Та самая виолончель, или одно дело Шерлока Холмса

Та самая виолончель, или одно дело Шерлока Холмса

Светает.  Холмс снова уснул в кресле, вытянув свои длинные ноги в начищенных туфлях. Любимая привычка моего хозяина – прислониться к спинке кресла, вытянуть ноги или водрузить их на маленькую скамеечку и закрыть глаза. Никто никогда не знал, спит он или только притворяется спящим. Наблюдая за ним всю свою жизнь, я могу с точностью сказать, что независимо от состояния, положения, здоровья плоти его мозг всегда вел непрерывную работу. Вот и сейчас Холмс обдумывает очередное дело, новую загадку. Самым неожиданным для всех и долгое время даже для меня было то, что открывал глаза он так же внезапно, как и погружался в транс. Мгновенная смена состояний заставала врасплох многих преступников, ведь несомненный актерский талант хозяина способствовал многочисленным признаниям в то время, как он сам считался мирно спящим. 
Но вот хозяин открыл глаза, быстро встал и пружинистой походкой подошел к окну. Несколько минут он пристально разглядывает прохожих, экипажи и мальчишку, приносящего нам газеты. Именно из этих газет хозяин и его друг Ватсон узнают о большинстве случившегося в городе.
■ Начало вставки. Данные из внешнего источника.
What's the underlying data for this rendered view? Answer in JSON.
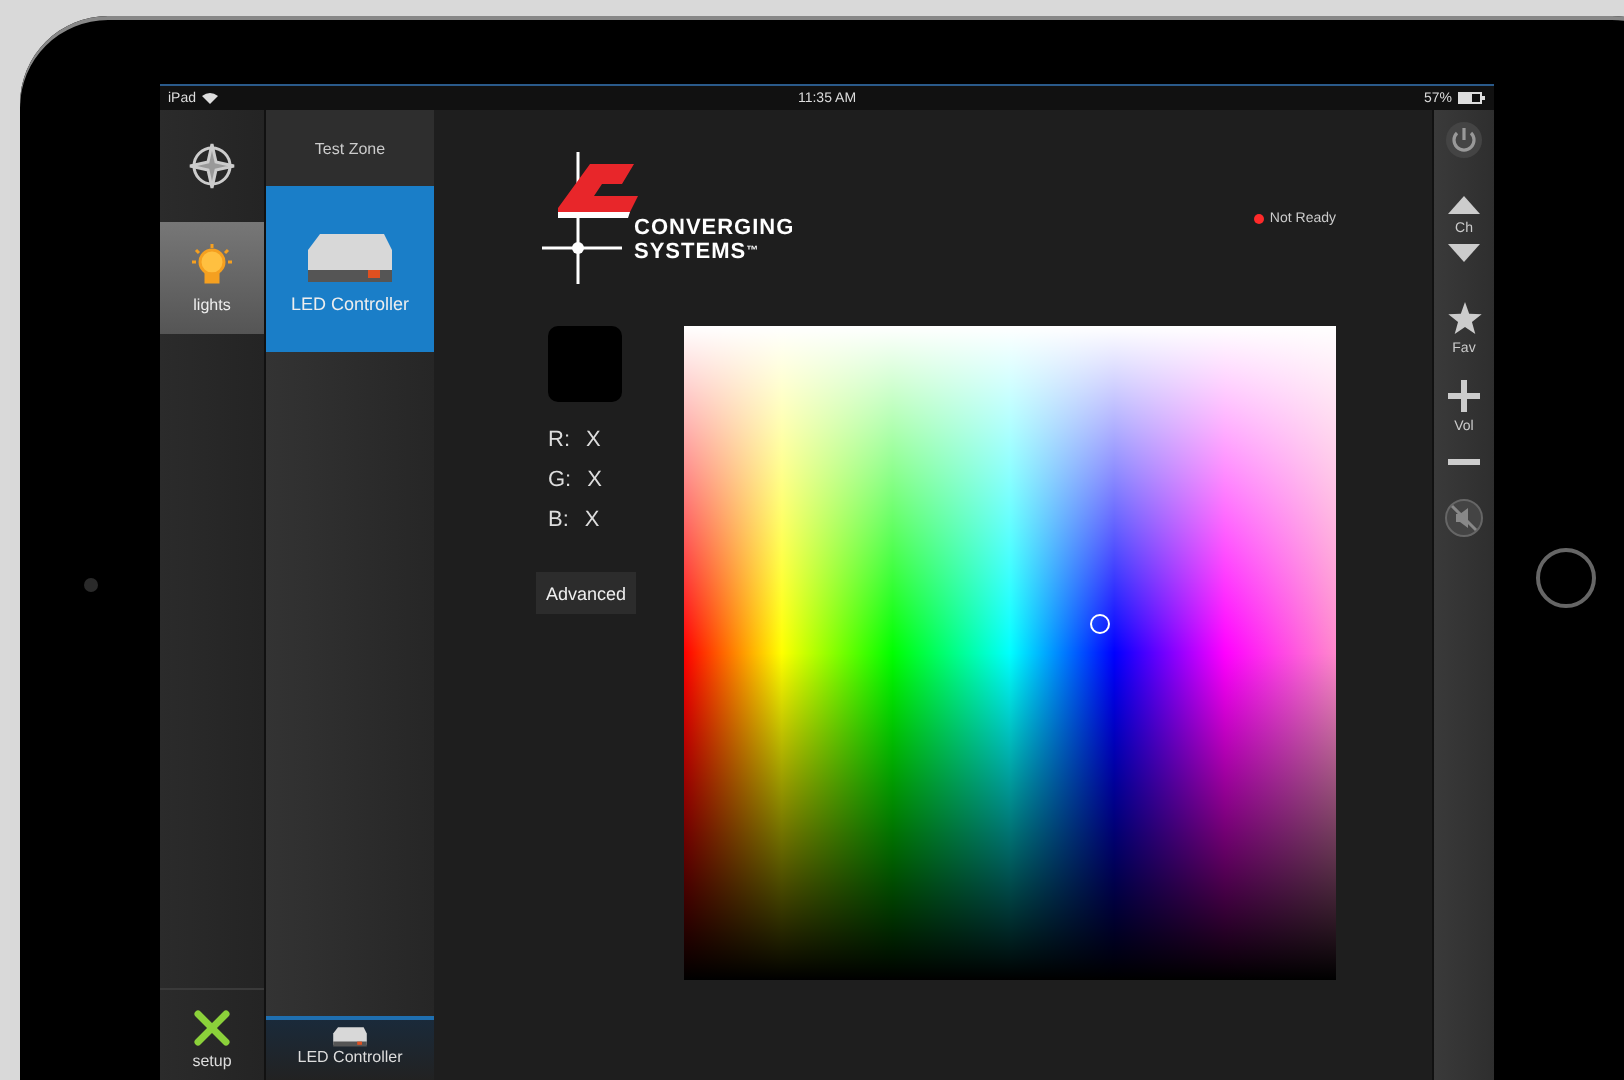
{
  "status_bar": {
    "device": "iPad",
    "time": "11:35 AM",
    "battery": "57%"
  },
  "nav": {
    "items": [
      {
        "kind": "compass",
        "selected": false
      },
      {
        "kind": "lights",
        "label": "lights",
        "selected": true
      }
    ],
    "footer": {
      "kind": "setup",
      "label": "setup"
    }
  },
  "zones": {
    "title": "Test Zone",
    "devices": [
      {
        "label": "LED Controller",
        "selected": true
      }
    ],
    "footer_device": {
      "label": "LED Controller"
    }
  },
  "main": {
    "logo": {
      "line1": "CONVERGING",
      "line2": "SYSTEMS",
      "mark": "™"
    },
    "status": {
      "label": "Not Ready",
      "color": "#ff2a2a"
    },
    "rgb": [
      {
        "channel": "R:",
        "value": "X"
      },
      {
        "channel": "G:",
        "value": "X"
      },
      {
        "channel": "B:",
        "value": "X"
      }
    ],
    "advanced_button": "Advanced"
  },
  "toolbar": [
    {
      "kind": "power"
    },
    {
      "kind": "up"
    },
    {
      "kind": "label",
      "label": "Ch"
    },
    {
      "kind": "down"
    },
    {
      "kind": "star"
    },
    {
      "kind": "label",
      "label": "Fav"
    },
    {
      "kind": "plus"
    },
    {
      "kind": "label",
      "label": "Vol"
    },
    {
      "kind": "minus"
    },
    {
      "kind": "mute"
    }
  ]
}
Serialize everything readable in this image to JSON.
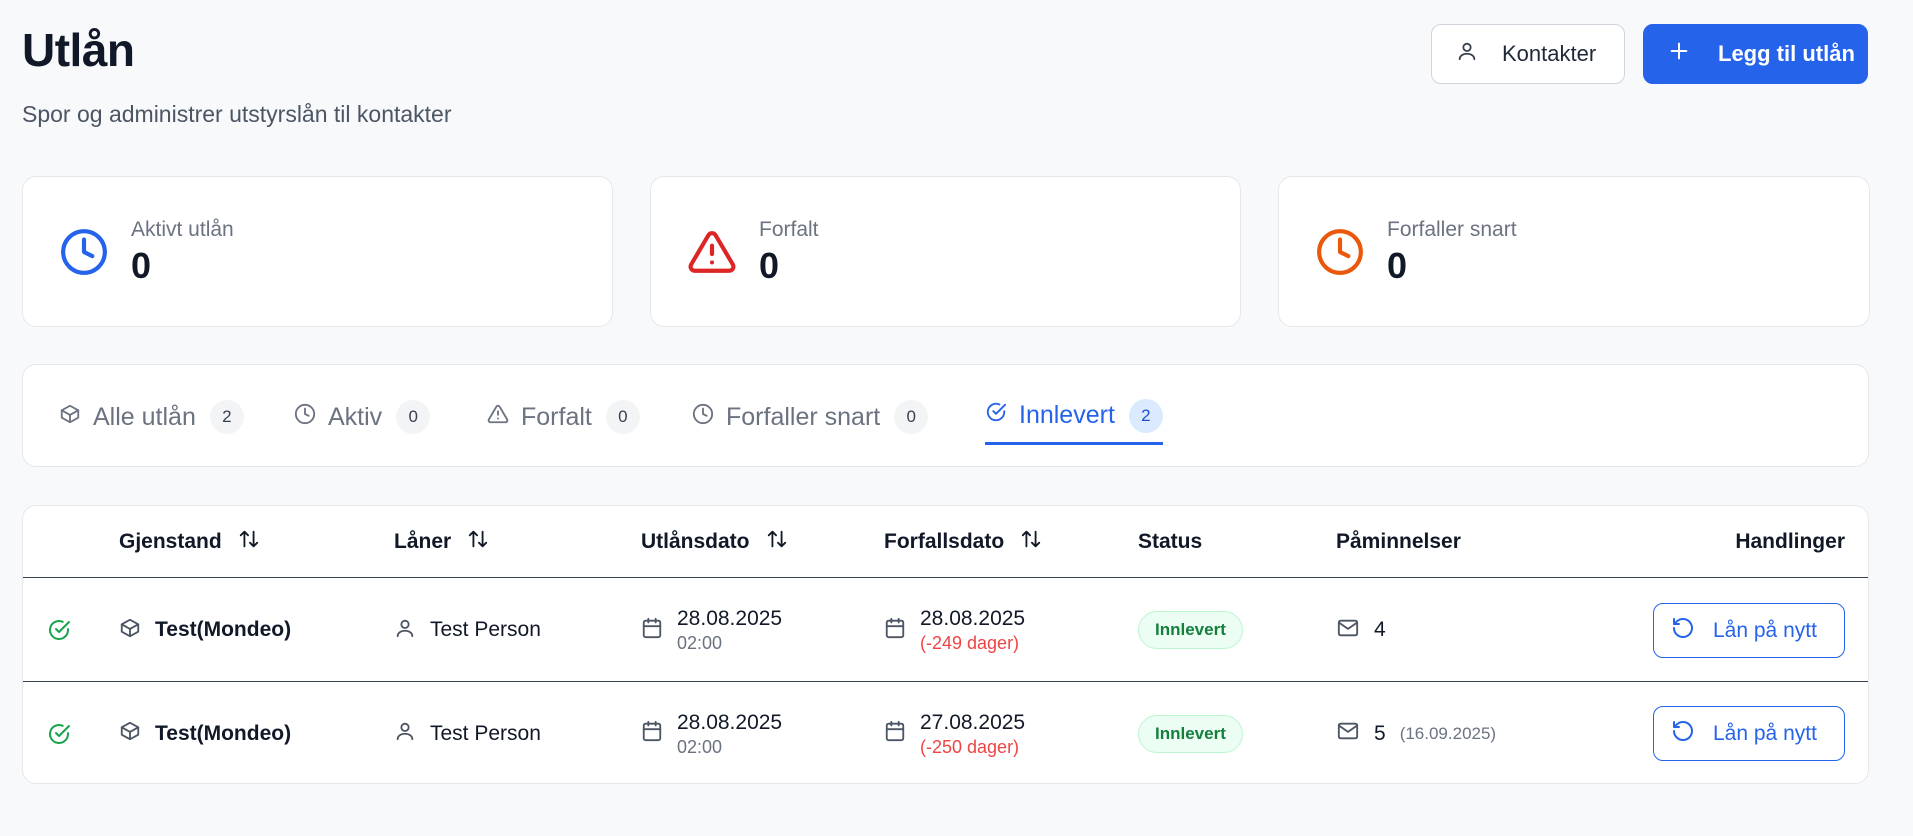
{
  "header": {
    "title": "Utlån",
    "subtitle": "Spor og administrer utstyrslån til kontakter",
    "contacts_button": "Kontakter",
    "add_button": "Legg til utlån"
  },
  "stats": [
    {
      "label": "Aktivt utlån",
      "value": "0",
      "icon": "clock-icon",
      "color": "#2563eb"
    },
    {
      "label": "Forfalt",
      "value": "0",
      "icon": "alert-triangle-icon",
      "color": "#dc2626"
    },
    {
      "label": "Forfaller snart",
      "value": "0",
      "icon": "clock-icon",
      "color": "#ea580c"
    }
  ],
  "tabs": [
    {
      "label": "Alle utlån",
      "count": "2",
      "icon": "package-icon"
    },
    {
      "label": "Aktiv",
      "count": "0",
      "icon": "clock-icon"
    },
    {
      "label": "Forfalt",
      "count": "0",
      "icon": "alert-triangle-icon"
    },
    {
      "label": "Forfaller snart",
      "count": "0",
      "icon": "clock-icon"
    },
    {
      "label": "Innlevert",
      "count": "2",
      "icon": "check-circle-icon",
      "active": true
    }
  ],
  "table": {
    "columns": {
      "item": "Gjenstand",
      "borrower": "Låner",
      "loan_date": "Utlånsdato",
      "due_date": "Forfallsdato",
      "status": "Status",
      "reminders": "Påminnelser",
      "actions": "Handlinger"
    },
    "rows": [
      {
        "item": "Test(Mondeo)",
        "borrower": "Test Person",
        "loan_date": "28.08.2025",
        "loan_time": "02:00",
        "due_date": "28.08.2025",
        "due_overdue": "(-249 dager)",
        "status": "Innlevert",
        "reminders": "4",
        "reminder_date": "",
        "action": "Lån på nytt"
      },
      {
        "item": "Test(Mondeo)",
        "borrower": "Test Person",
        "loan_date": "28.08.2025",
        "loan_time": "02:00",
        "due_date": "27.08.2025",
        "due_overdue": "(-250 dager)",
        "status": "Innlevert",
        "reminders": "5",
        "reminder_date": "(16.09.2025)",
        "action": "Lån på nytt"
      }
    ]
  },
  "colors": {
    "accent": "#2563eb",
    "danger": "#dc2626",
    "warning": "#ea580c",
    "success": "#16a34a"
  }
}
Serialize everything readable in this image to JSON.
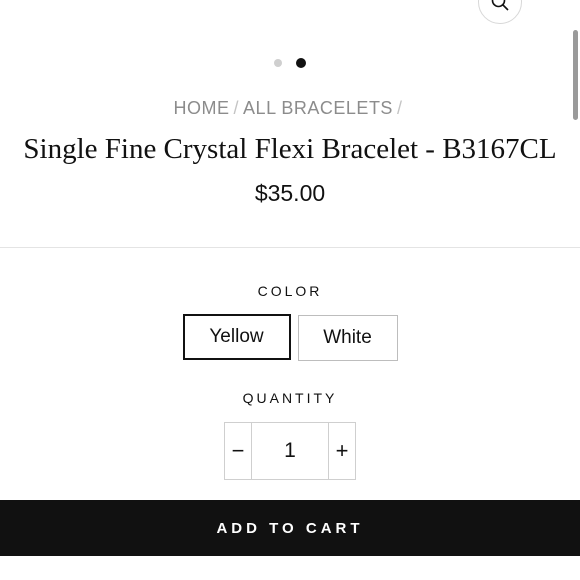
{
  "carousel": {
    "slide_count": 2,
    "active_index": 1
  },
  "breadcrumb": {
    "home": "HOME",
    "collection": "ALL BRACELETS",
    "separator": "/"
  },
  "product": {
    "title": "Single Fine Crystal Flexi Bracelet - B3167CL",
    "price": "$35.00"
  },
  "options": {
    "color_label": "COLOR",
    "colors": [
      "Yellow",
      "White"
    ],
    "selected_color": "Yellow"
  },
  "quantity": {
    "label": "QUANTITY",
    "value": "1",
    "minus": "−",
    "plus": "+"
  },
  "actions": {
    "add_to_cart": "ADD TO CART"
  },
  "icons": {
    "zoom": "search-icon"
  }
}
Хозяин явно кого-то ждет. Он нервно теребит занавеску и кусает нижнюю губу. Обычно при посторонних его лицо представляет собой непроницаемую маску, лишенную каких бы то ни было эмоций. Заподозрить в такие минуты наличие у него простейших человеческих чувств было бы просто кощунством. Но наедине со мной или с самим собой Холмс становился другим. Пожалуй, я было его единственным другом, если не считать Ватсона. Если бы скрипки умели говорить, они бы рассказали множество редких и ценных историй из жизни своих хозяев, к которым они так или иначе привязываются на всю жизнь. Но у нас нет своего языка. Мы можем только исполнять чью-то волю, повторять уже созданное, являясь при этом инструментом в чьих-то умелых или бездарных руках. По счастью руки моего хозяина принадлежат к первой категории.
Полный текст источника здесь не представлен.